Local job runner The three branches are shown in blue (left-most), red (middle), and green (right-most) for respectively user-based object store disabled, enabled, and current latest dev. The runtime of upload and tool execution are marked by letters A and B respectively. The tasks are executed twice on each branch.

As shown in the above figure the job execution performance is at the same scale for the three branches for both uploading data and tool execution.

job_wrapper

Job Wrapping This plot compares the median of job wrapping run time between the three branches. As shown here, the median performance of current latest dev and the user-based object store with the introduced feature disabled are relatively equal.

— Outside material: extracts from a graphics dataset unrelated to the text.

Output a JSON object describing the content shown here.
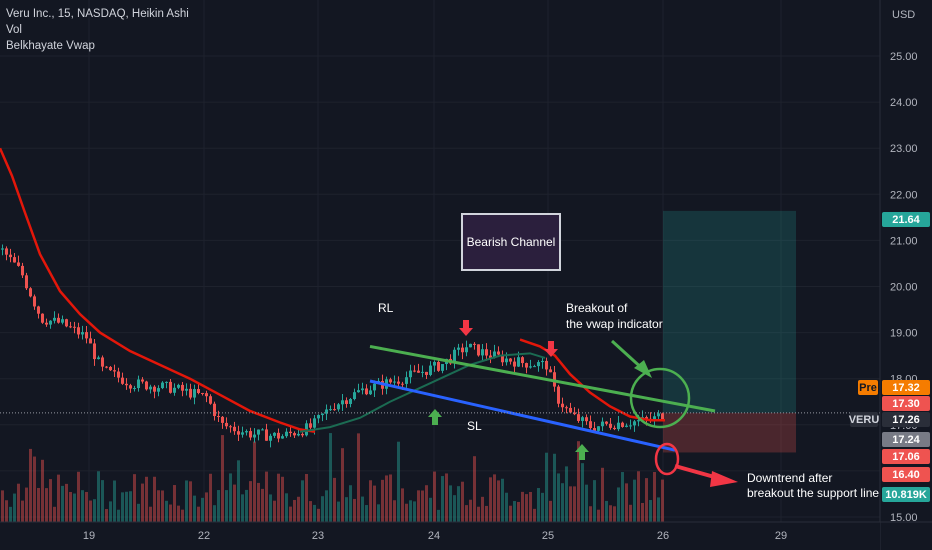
{
  "legend": {
    "line1": "Veru Inc., 15, NASDAQ, Heikin Ashi",
    "line2": "Vol",
    "line3": "Belkhayate Vwap"
  },
  "chart_data": {
    "type": "candlestick",
    "symbol": "VERU",
    "currency": "USD",
    "interval": "15",
    "y_ticks": [
      "25.00",
      "24.00",
      "23.00",
      "22.00",
      "21.00",
      "20.00",
      "19.00",
      "18.00",
      "17.00",
      "16.00",
      "15.00"
    ],
    "ylim": [
      15.0,
      26.5
    ],
    "x_ticks": [
      "19",
      "22",
      "23",
      "24",
      "25",
      "26",
      "29"
    ],
    "price_labels": [
      {
        "label": "21.64",
        "value": 21.64,
        "color": "#26a69a"
      },
      {
        "label": "17.32",
        "value": 17.32,
        "color": "#f57c00",
        "tag": "Pre"
      },
      {
        "label": "17.30",
        "value": 17.3,
        "color": "#ef5350"
      },
      {
        "label": "17.26",
        "value": 17.26,
        "color": "#2a2e39",
        "tag": "VERU"
      },
      {
        "label": "17.24",
        "value": 17.24,
        "color": "#787b86"
      },
      {
        "label": "17.06",
        "value": 17.06,
        "color": "#ef5350"
      },
      {
        "label": "16.40",
        "value": 16.4,
        "color": "#ef5350"
      },
      {
        "label": "10.819K",
        "value": 15.35,
        "color": "#26a69a"
      }
    ],
    "lines": [
      {
        "name": "RL",
        "color": "#4caf50",
        "from": [
          370,
          18.7
        ],
        "to": [
          715,
          17.3
        ]
      },
      {
        "name": "SL",
        "color": "#2962ff",
        "from": [
          370,
          17.95
        ],
        "to": [
          675,
          16.45
        ]
      }
    ],
    "vwap_red": [
      [
        0,
        23.0
      ],
      [
        12,
        22.4
      ],
      [
        25,
        21.6
      ],
      [
        40,
        20.7
      ],
      [
        60,
        19.9
      ],
      [
        80,
        19.4
      ],
      [
        100,
        19.0
      ],
      [
        130,
        18.6
      ],
      [
        160,
        18.3
      ],
      [
        190,
        18.0
      ],
      [
        220,
        17.65
      ],
      [
        250,
        17.3
      ],
      [
        280,
        17.05
      ],
      [
        300,
        16.9
      ],
      [
        315,
        16.85
      ]
    ],
    "vwap_green": [
      [
        300,
        16.85
      ],
      [
        330,
        16.95
      ],
      [
        360,
        17.15
      ],
      [
        390,
        17.5
      ],
      [
        420,
        17.8
      ],
      [
        450,
        18.1
      ],
      [
        470,
        18.3
      ],
      [
        500,
        18.5
      ],
      [
        530,
        18.55
      ],
      [
        545,
        18.45
      ]
    ],
    "vwap_red2": [
      [
        520,
        18.85
      ],
      [
        540,
        18.7
      ],
      [
        555,
        18.5
      ],
      [
        570,
        18.1
      ],
      [
        590,
        17.7
      ],
      [
        610,
        17.4
      ],
      [
        630,
        17.18
      ],
      [
        650,
        17.1
      ],
      [
        665,
        17.1
      ]
    ],
    "annotations": {
      "bearish_channel": "Bearish Channel",
      "breakout_vwap_1": "Breakout of",
      "breakout_vwap_2": "the vwap indicator",
      "downtrend_1": "Downtrend after",
      "downtrend_2": "breakout the support line",
      "rl": "RL",
      "sl": "SL"
    },
    "target_zone": {
      "from": 21.64,
      "to": 17.26,
      "color": "#26a69a"
    },
    "stop_zone": {
      "from": 17.26,
      "to": 16.4,
      "color": "#ef5350"
    }
  }
}
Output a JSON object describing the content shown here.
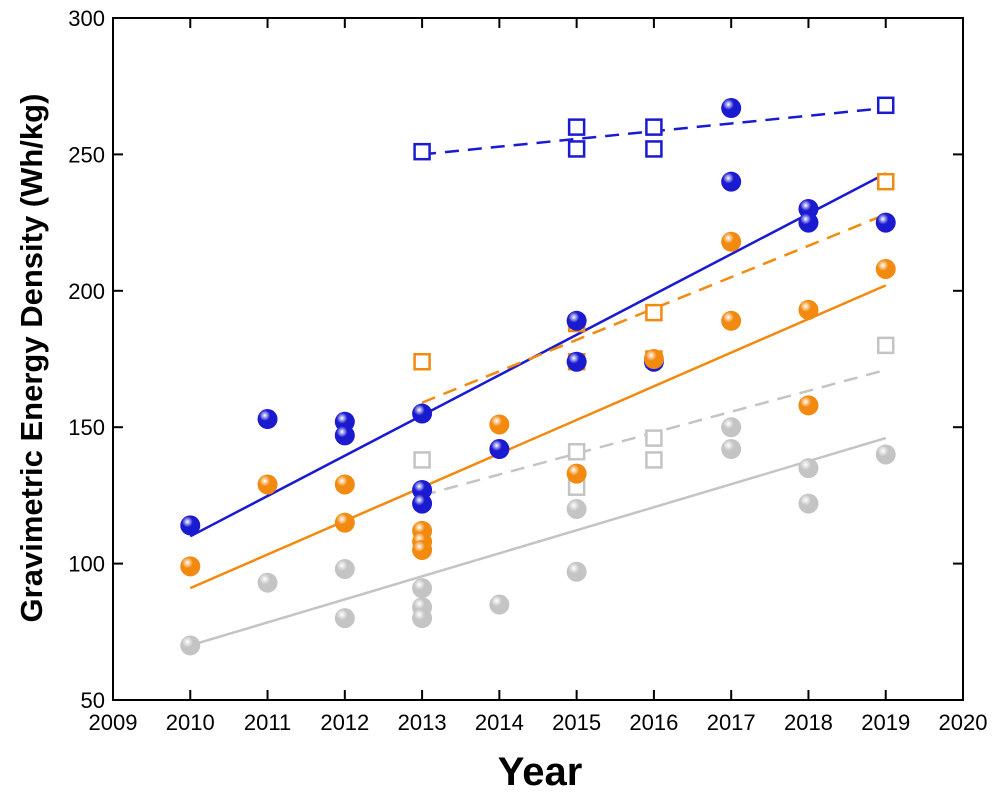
{
  "chart_data": {
    "type": "scatter",
    "xlabel": "Year",
    "ylabel": "Gravimetric Energy Density (Wh/kg)",
    "xlim": [
      2009,
      2020
    ],
    "ylim": [
      50,
      300
    ],
    "xticks": [
      2009,
      2010,
      2011,
      2012,
      2013,
      2014,
      2015,
      2016,
      2017,
      2018,
      2019,
      2020
    ],
    "yticks": [
      50,
      100,
      150,
      200,
      250,
      300
    ],
    "xtick_labels": [
      "2009",
      "2010",
      "2011",
      "2012",
      "2013",
      "2014",
      "2015",
      "2016",
      "2017",
      "2018",
      "2019",
      "2020"
    ],
    "ytick_labels": [
      "50",
      "100",
      "150",
      "200",
      "250",
      "300"
    ],
    "grid": false,
    "legend": "none",
    "colors": {
      "blue": "#1a1ad0",
      "orange": "#f28a10",
      "gray": "#c4c4c4",
      "axis": "#000000"
    },
    "series": [
      {
        "name": "blue-circles",
        "marker": "circle",
        "color": "blue",
        "points": [
          [
            2010,
            114
          ],
          [
            2011,
            153
          ],
          [
            2012,
            152
          ],
          [
            2012,
            147
          ],
          [
            2013,
            155
          ],
          [
            2013,
            127
          ],
          [
            2013,
            122
          ],
          [
            2014,
            142
          ],
          [
            2015,
            189
          ],
          [
            2015,
            174
          ],
          [
            2016,
            174
          ],
          [
            2017,
            267
          ],
          [
            2017,
            240
          ],
          [
            2018,
            230
          ],
          [
            2018,
            225
          ],
          [
            2019,
            225
          ]
        ]
      },
      {
        "name": "orange-circles",
        "marker": "circle",
        "color": "orange",
        "points": [
          [
            2010,
            99
          ],
          [
            2011,
            129
          ],
          [
            2012,
            129
          ],
          [
            2012,
            115
          ],
          [
            2013,
            112
          ],
          [
            2013,
            108
          ],
          [
            2013,
            105
          ],
          [
            2014,
            151
          ],
          [
            2015,
            133
          ],
          [
            2016,
            175
          ],
          [
            2017,
            218
          ],
          [
            2017,
            189
          ],
          [
            2018,
            193
          ],
          [
            2018,
            158
          ],
          [
            2019,
            208
          ]
        ]
      },
      {
        "name": "gray-circles",
        "marker": "circle",
        "color": "gray",
        "points": [
          [
            2010,
            70
          ],
          [
            2011,
            93
          ],
          [
            2012,
            98
          ],
          [
            2012,
            80
          ],
          [
            2013,
            91
          ],
          [
            2013,
            84
          ],
          [
            2013,
            80
          ],
          [
            2014,
            85
          ],
          [
            2015,
            120
          ],
          [
            2015,
            97
          ],
          [
            2017,
            150
          ],
          [
            2017,
            142
          ],
          [
            2018,
            135
          ],
          [
            2018,
            122
          ],
          [
            2019,
            140
          ]
        ]
      },
      {
        "name": "blue-squares",
        "marker": "square",
        "color": "blue",
        "points": [
          [
            2013,
            251
          ],
          [
            2015,
            260
          ],
          [
            2015,
            252
          ],
          [
            2016,
            260
          ],
          [
            2016,
            252
          ],
          [
            2019,
            268
          ]
        ]
      },
      {
        "name": "orange-squares",
        "marker": "square",
        "color": "orange",
        "points": [
          [
            2013,
            174
          ],
          [
            2015,
            188
          ],
          [
            2015,
            174
          ],
          [
            2016,
            192
          ],
          [
            2016,
            175
          ],
          [
            2019,
            240
          ]
        ]
      },
      {
        "name": "gray-squares",
        "marker": "square",
        "color": "gray",
        "points": [
          [
            2013,
            138
          ],
          [
            2015,
            141
          ],
          [
            2015,
            128
          ],
          [
            2016,
            146
          ],
          [
            2016,
            138
          ],
          [
            2019,
            180
          ]
        ]
      }
    ],
    "trendlines": [
      {
        "name": "blue-solid-fit",
        "color": "blue",
        "style": "solid",
        "from": [
          2010,
          110
        ],
        "to": [
          2019,
          243
        ]
      },
      {
        "name": "orange-solid-fit",
        "color": "orange",
        "style": "solid",
        "from": [
          2010,
          91
        ],
        "to": [
          2019,
          202
        ]
      },
      {
        "name": "gray-solid-fit",
        "color": "gray",
        "style": "solid",
        "from": [
          2010,
          70
        ],
        "to": [
          2019,
          146
        ]
      },
      {
        "name": "blue-dashed-fit",
        "color": "blue",
        "style": "dashed",
        "from": [
          2013,
          250
        ],
        "to": [
          2019,
          267
        ]
      },
      {
        "name": "orange-dashed-fit",
        "color": "orange",
        "style": "dashed",
        "from": [
          2013,
          159
        ],
        "to": [
          2019,
          228
        ]
      },
      {
        "name": "gray-dashed-fit",
        "color": "gray",
        "style": "dashed",
        "from": [
          2013,
          125
        ],
        "to": [
          2019,
          171
        ]
      }
    ]
  }
}
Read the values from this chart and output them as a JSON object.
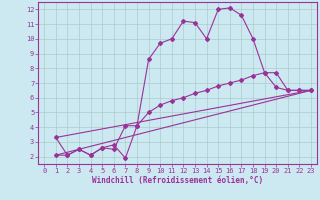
{
  "bg_color": "#cce8f0",
  "grid_color": "#aacccc",
  "line_color": "#993399",
  "marker_color": "#993399",
  "xlabel": "Windchill (Refroidissement éolien,°C)",
  "ylabel_ticks": [
    2,
    3,
    4,
    5,
    6,
    7,
    8,
    9,
    10,
    11,
    12
  ],
  "xticks": [
    0,
    1,
    2,
    3,
    4,
    5,
    6,
    7,
    8,
    9,
    10,
    11,
    12,
    13,
    14,
    15,
    16,
    17,
    18,
    19,
    20,
    21,
    22,
    23
  ],
  "xlim": [
    -0.5,
    23.5
  ],
  "ylim": [
    1.5,
    12.5
  ],
  "line1_x": [
    1,
    2,
    3,
    4,
    5,
    6,
    7,
    8,
    9,
    10,
    11,
    12,
    13,
    14,
    15,
    16,
    17,
    18,
    19,
    20,
    21,
    22,
    23
  ],
  "line1_y": [
    3.3,
    2.1,
    2.5,
    2.1,
    2.6,
    2.8,
    1.9,
    4.1,
    8.6,
    9.7,
    10.0,
    11.2,
    11.1,
    10.0,
    12.0,
    12.1,
    11.6,
    10.0,
    7.7,
    6.7,
    6.5,
    6.5,
    6.5
  ],
  "line2_x": [
    1,
    2,
    3,
    4,
    5,
    6,
    7,
    8,
    9,
    10,
    11,
    12,
    13,
    14,
    15,
    16,
    17,
    18,
    19,
    20,
    21,
    22,
    23
  ],
  "line2_y": [
    2.1,
    2.1,
    2.5,
    2.1,
    2.6,
    2.5,
    4.1,
    4.1,
    5.0,
    5.5,
    5.8,
    6.0,
    6.3,
    6.5,
    6.8,
    7.0,
    7.2,
    7.5,
    7.7,
    7.7,
    6.5,
    6.5,
    6.5
  ],
  "line3_x": [
    1,
    23
  ],
  "line3_y": [
    2.1,
    6.5
  ],
  "line4_x": [
    1,
    23
  ],
  "line4_y": [
    3.3,
    6.5
  ]
}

When the user-based object store is enabled, an association entry is added while wrapping a job that associates a Dataset with a user's Media. Accordingly, the time required to insert an entry to database is added to total job wrapping time, making the job wrapping performance when user-based object store is enabled slightly slower than current latest dev.

@dannon @jmchilton:

VJalili commented 4 years ago

@dannon do you think this benchmark covers the areas you had in mind?

I am also planning on setting up a benchmark using https://github.com/usegalaxy-eu/GalaxyBenchmarker

dannon commented 4 years ago

@VJalili I guess it's on the right track but the unit being evaluated here is likely too long to see anything relevant when trying to consider the impact of this across thousands of points of use in the application -- that is, the actual code path we're concerned with understanding the performance change to is a very, very small portion of the total execution time seen here. Can you find a more minimal example (maybe just resolving the dataset location?) and then do that in a test loop?

jmchilton commented 4 years ago

At first glance - it would seem ca7e71609b5b08b7ee870e0452dd663b4e399372 gets the extra joins out of the critical path for executing many jobs simultaneously - this is what I was asking for. As long as it also isn't called unconditionally from tool/actions code. It should probably be done without the extra config option (doesn't the object store know it it is enabled and a user based object store - can you ask it instead?).